Chilean director and co-writer Sebastian Leilo, making his first English-language movie, has a sensitive feeling for the sexually oppressed outsiders in his films — such as Daniela in A Fantastic Woman — and he teases nuanced performances from his actors. Ronit and Esti are on a teeter-totter of desire that tips in unexpected ways. Weisz walks a fine line in her portrayal of Ronit, giving her the understanding of a rabbi’s daughter that blunts what one would have guessed to be the rebellious insouciance of a New York photographer. McAdams has a trickier role, keeping Esti reverent and responsible until the veneer of frustration is peeled away by her friend and she flowers as a lover.
Chilean director and co-writer Sebastian Leilo, making his first English-language movie, has a sensitive feeling for the sexually oppressed outsiders in his films — such as Daniela in A Fantastic Woman — and he teases nuanced performances from his actors. Ronit and Esti are on a teeter-totter of desire that tips in unexpected ways.

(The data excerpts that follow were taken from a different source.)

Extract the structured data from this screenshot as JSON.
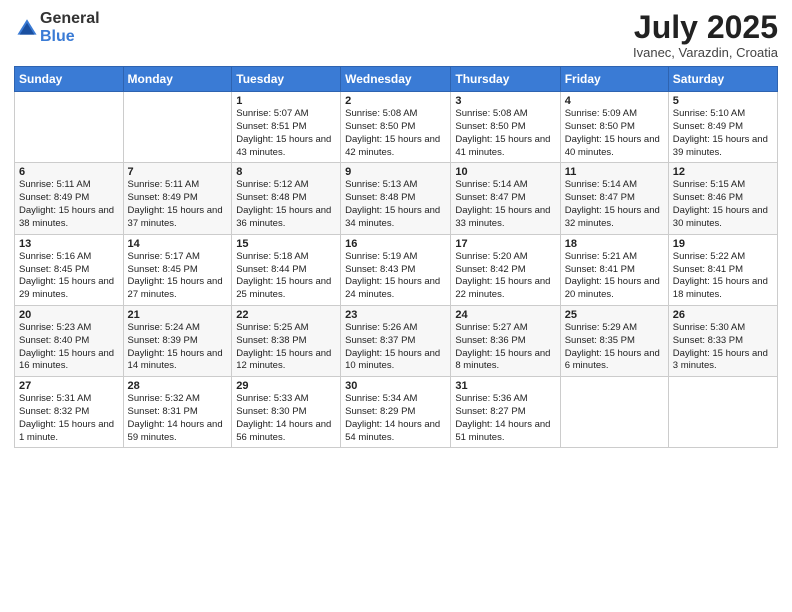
{
  "logo": {
    "general": "General",
    "blue": "Blue"
  },
  "title": "July 2025",
  "subtitle": "Ivanec, Varazdin, Croatia",
  "days_of_week": [
    "Sunday",
    "Monday",
    "Tuesday",
    "Wednesday",
    "Thursday",
    "Friday",
    "Saturday"
  ],
  "weeks": [
    [
      {
        "day": "",
        "sunrise": "",
        "sunset": "",
        "daylight": ""
      },
      {
        "day": "",
        "sunrise": "",
        "sunset": "",
        "daylight": ""
      },
      {
        "day": "1",
        "sunrise": "Sunrise: 5:07 AM",
        "sunset": "Sunset: 8:51 PM",
        "daylight": "Daylight: 15 hours and 43 minutes."
      },
      {
        "day": "2",
        "sunrise": "Sunrise: 5:08 AM",
        "sunset": "Sunset: 8:50 PM",
        "daylight": "Daylight: 15 hours and 42 minutes."
      },
      {
        "day": "3",
        "sunrise": "Sunrise: 5:08 AM",
        "sunset": "Sunset: 8:50 PM",
        "daylight": "Daylight: 15 hours and 41 minutes."
      },
      {
        "day": "4",
        "sunrise": "Sunrise: 5:09 AM",
        "sunset": "Sunset: 8:50 PM",
        "daylight": "Daylight: 15 hours and 40 minutes."
      },
      {
        "day": "5",
        "sunrise": "Sunrise: 5:10 AM",
        "sunset": "Sunset: 8:49 PM",
        "daylight": "Daylight: 15 hours and 39 minutes."
      }
    ],
    [
      {
        "day": "6",
        "sunrise": "Sunrise: 5:11 AM",
        "sunset": "Sunset: 8:49 PM",
        "daylight": "Daylight: 15 hours and 38 minutes."
      },
      {
        "day": "7",
        "sunrise": "Sunrise: 5:11 AM",
        "sunset": "Sunset: 8:49 PM",
        "daylight": "Daylight: 15 hours and 37 minutes."
      },
      {
        "day": "8",
        "sunrise": "Sunrise: 5:12 AM",
        "sunset": "Sunset: 8:48 PM",
        "daylight": "Daylight: 15 hours and 36 minutes."
      },
      {
        "day": "9",
        "sunrise": "Sunrise: 5:13 AM",
        "sunset": "Sunset: 8:48 PM",
        "daylight": "Daylight: 15 hours and 34 minutes."
      },
      {
        "day": "10",
        "sunrise": "Sunrise: 5:14 AM",
        "sunset": "Sunset: 8:47 PM",
        "daylight": "Daylight: 15 hours and 33 minutes."
      },
      {
        "day": "11",
        "sunrise": "Sunrise: 5:14 AM",
        "sunset": "Sunset: 8:47 PM",
        "daylight": "Daylight: 15 hours and 32 minutes."
      },
      {
        "day": "12",
        "sunrise": "Sunrise: 5:15 AM",
        "sunset": "Sunset: 8:46 PM",
        "daylight": "Daylight: 15 hours and 30 minutes."
      }
    ],
    [
      {
        "day": "13",
        "sunrise": "Sunrise: 5:16 AM",
        "sunset": "Sunset: 8:45 PM",
        "daylight": "Daylight: 15 hours and 29 minutes."
      },
      {
        "day": "14",
        "sunrise": "Sunrise: 5:17 AM",
        "sunset": "Sunset: 8:45 PM",
        "daylight": "Daylight: 15 hours and 27 minutes."
      },
      {
        "day": "15",
        "sunrise": "Sunrise: 5:18 AM",
        "sunset": "Sunset: 8:44 PM",
        "daylight": "Daylight: 15 hours and 25 minutes."
      },
      {
        "day": "16",
        "sunrise": "Sunrise: 5:19 AM",
        "sunset": "Sunset: 8:43 PM",
        "daylight": "Daylight: 15 hours and 24 minutes."
      },
      {
        "day": "17",
        "sunrise": "Sunrise: 5:20 AM",
        "sunset": "Sunset: 8:42 PM",
        "daylight": "Daylight: 15 hours and 22 minutes."
      },
      {
        "day": "18",
        "sunrise": "Sunrise: 5:21 AM",
        "sunset": "Sunset: 8:41 PM",
        "daylight": "Daylight: 15 hours and 20 minutes."
      },
      {
        "day": "19",
        "sunrise": "Sunrise: 5:22 AM",
        "sunset": "Sunset: 8:41 PM",
        "daylight": "Daylight: 15 hours and 18 minutes."
      }
    ],
    [
      {
        "day": "20",
        "sunrise": "Sunrise: 5:23 AM",
        "sunset": "Sunset: 8:40 PM",
        "daylight": "Daylight: 15 hours and 16 minutes."
      },
      {
        "day": "21",
        "sunrise": "Sunrise: 5:24 AM",
        "sunset": "Sunset: 8:39 PM",
        "daylight": "Daylight: 15 hours and 14 minutes."
      },
      {
        "day": "22",
        "sunrise": "Sunrise: 5:25 AM",
        "sunset": "Sunset: 8:38 PM",
        "daylight": "Daylight: 15 hours and 12 minutes."
      },
      {
        "day": "23",
        "sunrise": "Sunrise: 5:26 AM",
        "sunset": "Sunset: 8:37 PM",
        "daylight": "Daylight: 15 hours and 10 minutes."
      },
      {
        "day": "24",
        "sunrise": "Sunrise: 5:27 AM",
        "sunset": "Sunset: 8:36 PM",
        "daylight": "Daylight: 15 hours and 8 minutes."
      },
      {
        "day": "25",
        "sunrise": "Sunrise: 5:29 AM",
        "sunset": "Sunset: 8:35 PM",
        "daylight": "Daylight: 15 hours and 6 minutes."
      },
      {
        "day": "26",
        "sunrise": "Sunrise: 5:30 AM",
        "sunset": "Sunset: 8:33 PM",
        "daylight": "Daylight: 15 hours and 3 minutes."
      }
    ],
    [
      {
        "day": "27",
        "sunrise": "Sunrise: 5:31 AM",
        "sunset": "Sunset: 8:32 PM",
        "daylight": "Daylight: 15 hours and 1 minute."
      },
      {
        "day": "28",
        "sunrise": "Sunrise: 5:32 AM",
        "sunset": "Sunset: 8:31 PM",
        "daylight": "Daylight: 14 hours and 59 minutes."
      },
      {
        "day": "29",
        "sunrise": "Sunrise: 5:33 AM",
        "sunset": "Sunset: 8:30 PM",
        "daylight": "Daylight: 14 hours and 56 minutes."
      },
      {
        "day": "30",
        "sunrise": "Sunrise: 5:34 AM",
        "sunset": "Sunset: 8:29 PM",
        "daylight": "Daylight: 14 hours and 54 minutes."
      },
      {
        "day": "31",
        "sunrise": "Sunrise: 5:36 AM",
        "sunset": "Sunset: 8:27 PM",
        "daylight": "Daylight: 14 hours and 51 minutes."
      },
      {
        "day": "",
        "sunrise": "",
        "sunset": "",
        "daylight": ""
      },
      {
        "day": "",
        "sunrise": "",
        "sunset": "",
        "daylight": ""
      }
    ]
  ]
}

They help sharpen what is in many ways a vague story set in a hermetic, colourless world. We never get to know Ronit and Esti beyond what they seem now to mean to one another. Their devotion to anything else — family, religion, a husband — comes and goes in a plot that furthermore seems stretched beyond what their passion can support. The unresolved shambles of their story is appropriate.